Но отправление в путь без возврата и в то же время не в пустоту утратило бы свою
абсолютную направленность и в том случае, если бы ему искали вознаграждения в
немедленности триумфа, если бы с нетерпением ожидали торжества своего дела. «Единая
смыслонап-равленность» тогда превратилась бы в обоюдность. Сопоставляя исходную
позицию и конечную цель, Деятель потопил бы дело в подсчетах убытков и возмещений,
в расчетных операциях. Дело оказалось бы подчиненным мысли. Но как абсолютная
направленность на Иное, как смысл, дело возможно только в терпении. А терпение,
доведенное до конца, означает для Деятеля отказ быть современником его свершения,
согласие действовать без надежды ступить на Землю Обетованную.

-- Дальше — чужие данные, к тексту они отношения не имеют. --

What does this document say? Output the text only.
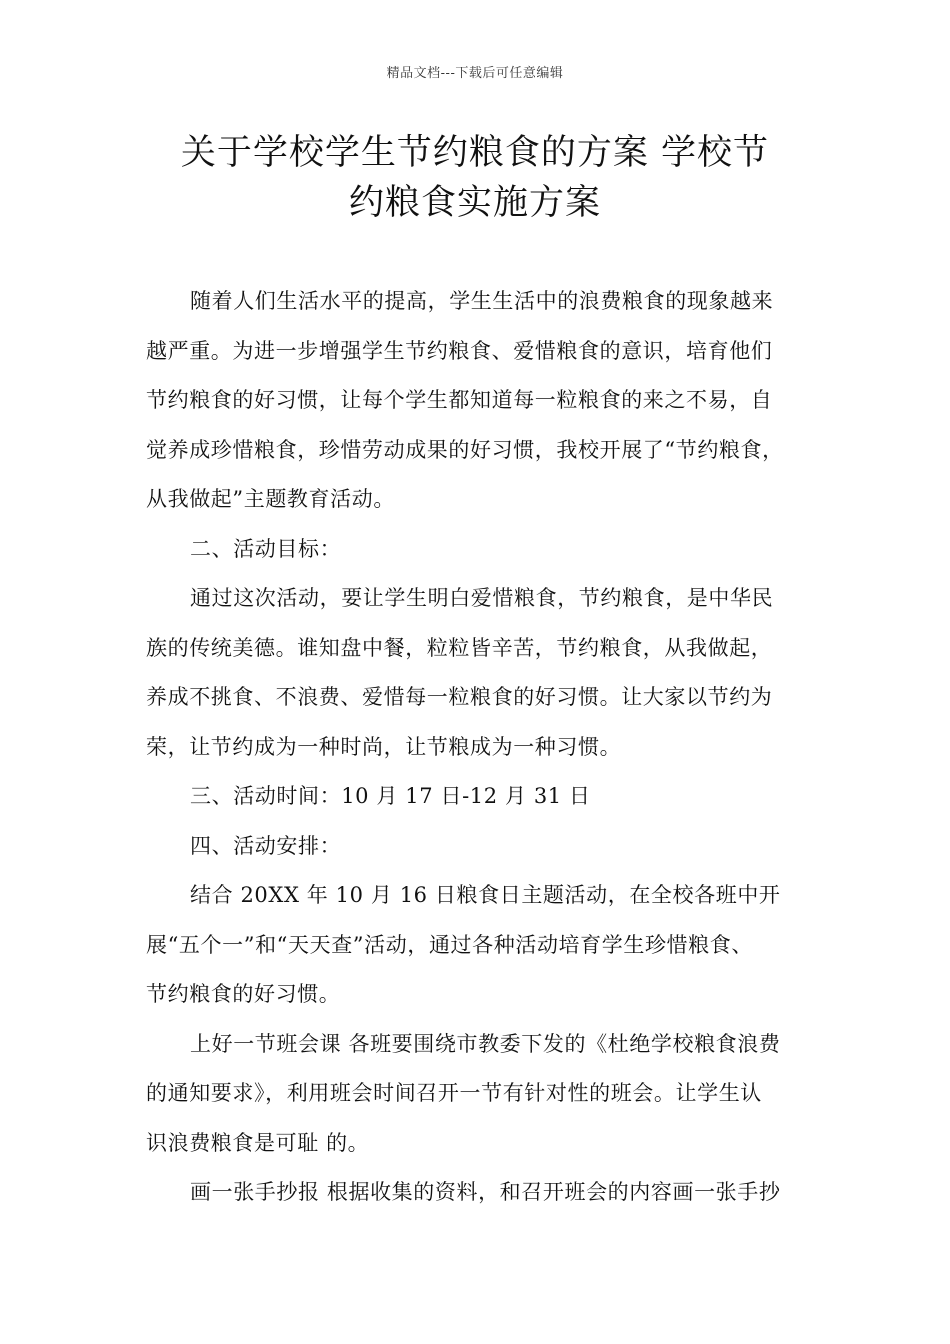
精品文档---下载后可任意编辑
关于学校学生节约粮食的方案 学校节
约粮食实施方案

随着人们生活水平的提高，学生生活中的浪费粮食的现象越来
越严重。为进一步增强学生节约粮食、爱惜粮食的意识，培育他们
节约粮食的好习惯，让每个学生都知道每一粒粮食的来之不易，自
觉养成珍惜粮食，珍惜劳动成果的好习惯，我校开展了“节约粮食，
从我做起”主题教育活动。

二、活动目标：

通过这次活动，要让学生明白爱惜粮食，节约粮食，是中华民
族的传统美德。谁知盘中餐，粒粒皆辛苦，节约粮食，从我做起，
养成不挑食、不浪费、爱惜每一粒粮食的好习惯。让大家以节约为
荣，让节约成为一种时尚，让节粮成为一种习惯。

三、活动时间：10 月 17 日-12 月 31 日

四、活动安排：

结合 20XX 年 10 月 16 日粮食日主题活动，在全校各班中开
展“五个一”和“天天查”活动，通过各种活动培育学生珍惜粮食、
节约粮食的好习惯。

上好一节班会课 各班要围绕市教委下发的《杜绝学校粮食浪费
的通知要求》，利用班会时间召开一节有针对性的班会。让学生认
识浪费粮食是可耻 的。

画一张手抄报 根据收集的资料，和召开班会的内容画一张手抄
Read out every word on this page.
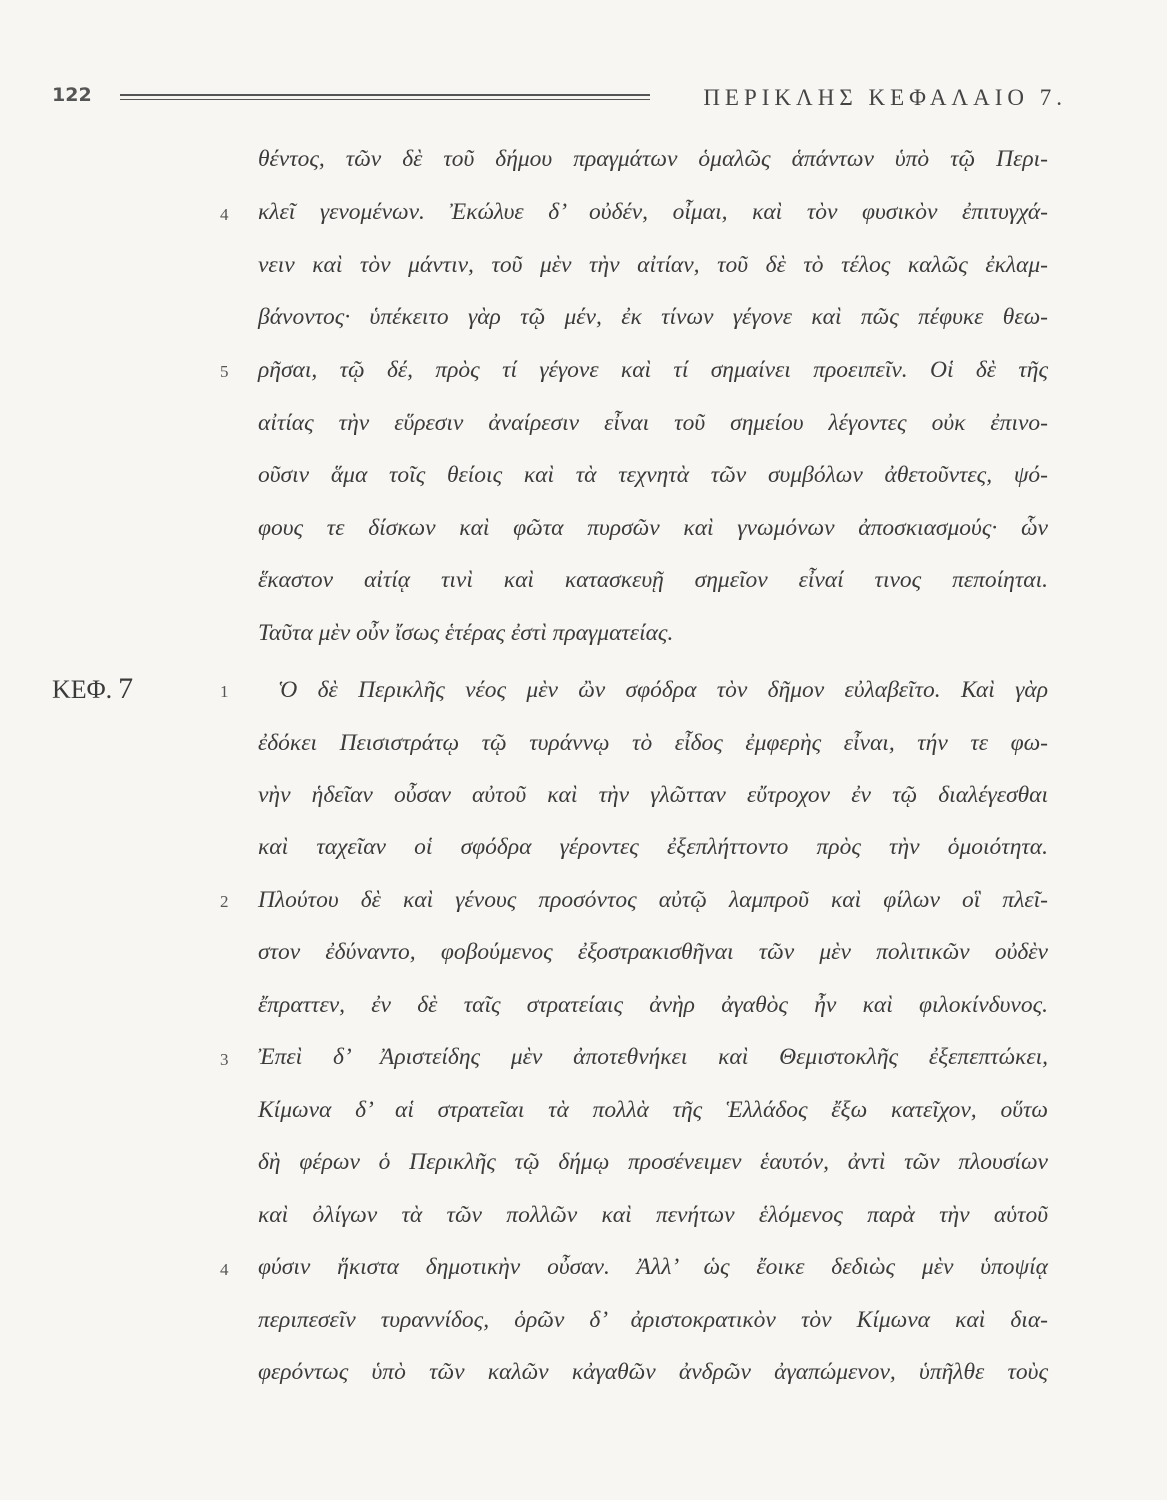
122	ΠΕΡΙΚΛΗΣ ΚΕΦΑΛΑΙΟ 7.
ΚΕΦ. 7
4
5
1
2
3
4
θέντος, τῶν δὲ τοῦ δήμου πραγμάτων ὁμαλῶς ἁπάντων ὑπὸ τῷ Περι-
κλεῖ γενομένων. Ἐκώλυε δ’ οὐδέν, οἶμαι, καὶ τὸν φυσικὸν ἐπιτυγχά-
νειν καὶ τὸν μάντιν, τοῦ μὲν τὴν αἰτίαν, τοῦ δὲ τὸ τέλος καλῶς ἐκλαμ-
βάνοντος· ὑπέκειτο γὰρ τῷ μέν, ἐκ τίνων γέγονε καὶ πῶς πέφυκε θεω-
ρῆσαι, τῷ δέ, πρὸς τί γέγονε καὶ τί σημαίνει προειπεῖν. Οἱ δὲ τῆς
αἰτίας τὴν εὕρεσιν ἀναίρεσιν εἶναι τοῦ σημείου λέγοντες οὐκ ἐπινο-
οῦσιν ἅμα τοῖς θείοις καὶ τὰ τεχνητὰ τῶν συμβόλων ἀθετοῦντες, ψό-
φους τε δίσκων καὶ φῶτα πυρσῶν καὶ γνωμόνων ἀποσκιασμούς· ὧν
ἕκαστον αἰτίᾳ τινὶ καὶ κατασκευῇ σημεῖον εἶναί τινος πεποίηται.
Ταῦτα μὲν οὖν ἴσως ἑτέρας ἐστὶ πραγματείας.
Ὁ δὲ Περικλῆς νέος μὲν ὢν σφόδρα τὸν δῆμον εὐλαβεῖτο. Καὶ γὰρ
ἐδόκει Πεισιστράτῳ τῷ τυράννῳ τὸ εἶδος ἐμφερὴς εἶναι, τήν τε φω-
νὴν ἡδεῖαν οὖσαν αὐτοῦ καὶ τὴν γλῶτταν εὔτροχον ἐν τῷ διαλέγεσθαι
καὶ ταχεῖαν οἱ σφόδρα γέροντες ἐξεπλήττοντο πρὸς τὴν ὁμοιότητα.
Πλούτου δὲ καὶ γένους προσόντος αὐτῷ λαμπροῦ καὶ φίλων οἳ πλεῖ-
στον ἐδύναντο, φοβούμενος ἐξοστρακισθῆναι τῶν μὲν πολιτικῶν οὐδὲν
ἔπραττεν, ἐν δὲ ταῖς στρατείαις ἀνὴρ ἀγαθὸς ἦν καὶ φιλοκίνδυνος.
Ἐπεὶ δ’ Ἀριστείδης μὲν ἀποτεθνήκει καὶ Θεμιστοκλῆς ἐξεπεπτώκει,
Κίμωνα δ’ αἱ στρατεῖαι τὰ πολλὰ τῆς Ἑλλάδος ἔξω κατεῖχον, οὕτω
δὴ φέρων ὁ Περικλῆς τῷ δήμῳ προσένειμεν ἑαυτόν, ἀντὶ τῶν πλουσίων
καὶ ὀλίγων τὰ τῶν πολλῶν καὶ πενήτων ἑλόμενος παρὰ τὴν αὑτοῦ
φύσιν ἥκιστα δημοτικὴν οὖσαν. Ἀλλ’ ὡς ἔοικε δεδιὼς μὲν ὑποψίᾳ
περιπεσεῖν τυραννίδος, ὁρῶν δ’ ἀριστοκρατικὸν τὸν Κίμωνα καὶ δια-
φερόντως ὑπὸ τῶν καλῶν κἀγαθῶν ἀνδρῶν ἀγαπώμενον, ὑπῆλθε τοὺς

Грядущее, ради которого совершается такое действование, следует прежде всего полагать
безразличным к моей смерти. Дело, отличное и от игры, и от подсчетов, есть бытие-за-
пределы-моей-смерти. Для деятеля терпение состоит не в том, чтобы обмануть свою
щедрость, приписав собственному существованию время личного бессмертия. Нет,
отказаться быть современником триумфа своего дела — значит провидеть этот триумф во
времени без меня, предусматривать этот мир без меня, предусматривать время, которое
находится за горизонтом моего времени: это эсхатология без надежды для себя — или
освобождение от своего времени.
Быть для времени без меня, для времени после моего времени, по ту сторону пресловутого
«бытия-к-смерти» — не банальная мысль, экстраполирующая длительность моей жизни,
но переход во время Иного. Как назвать то, что делает возможным такой переход? Быть
может, вечностью! По крайней мере, возможность жертвования, в пределе доходящая до
такого перехода, раскрывает отнюдь не безобидный характер экстраполяции: быть к
смерти, чтобы быть для того, что после меня.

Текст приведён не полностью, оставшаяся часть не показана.